HARRISBURG — Nearly a year after his death, "Markie's Law" passed the Pennsylvania Senate Judiciary committee last Wednesday.
Rep. Aaron Bernstine (R-Lawrence/Beaver/Butler) is the sponsor of House Bill 1855, named in memory of Markie Mason, an 8-year-old who was stabbed to death July 8, 2019, by once-convicted killer Keith Burley Jr. in a Union Township house following a domestic dispute with the boy’s mother. The bill would provide reform to the parole process for inmates who are violent while incarcerated or attempt to escape, smuggle contraband or intimidates witnesses.
The bill now moves to the full Senate after passing the House, 149-47, in December. The bill received bipartisan support, including yes votes from Lawrence County representatives Chris Sainato, Parke Wentling, Elder Vogel and Bernstine. Wentling, Vogel and Bernstine are Republicans while Sainato is a Democrat.
“Violent individuals who are sent to prison and continue to commit violent acts while incarcerated should not be released on the streets after serving the bare minimum of their sentence,” said Bernstine. “These individuals are a danger to society, and the death of Markie Mason is a clear and tragic example of that.”
Burley Jr. had just been released in March 2019 after serving 20 years of a 20- to 40-year sentence for a 1999 homicide before he killed Mason.
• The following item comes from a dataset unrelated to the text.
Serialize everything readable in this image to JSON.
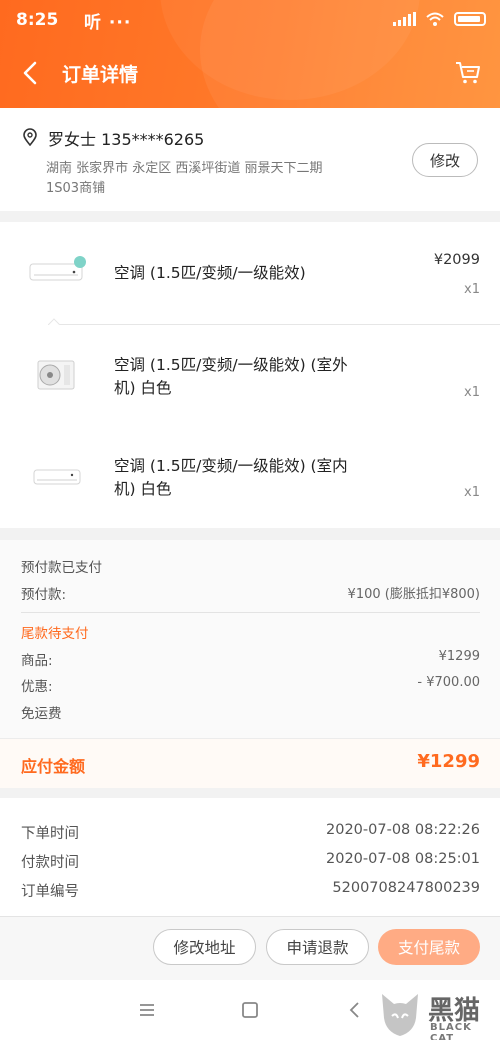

The bill is supported by Lawrence County District Attorney Joshua Lamancusa, the Pennsylvania District Attorneys Association, the Pennsylvania State Corrections Officers Association and the Pennsylvania Chiefs of Police Association.
“Markie’s Law will hold inmates accountable for their actions while incarcerated,” said Larry Blackwell, president of the Pennsylvania Corrections Officers Association. “This legislation makes it safer for us to effectively do our job.”
Bernstine thanked Vogel and Lamancusa for their help on the legislation.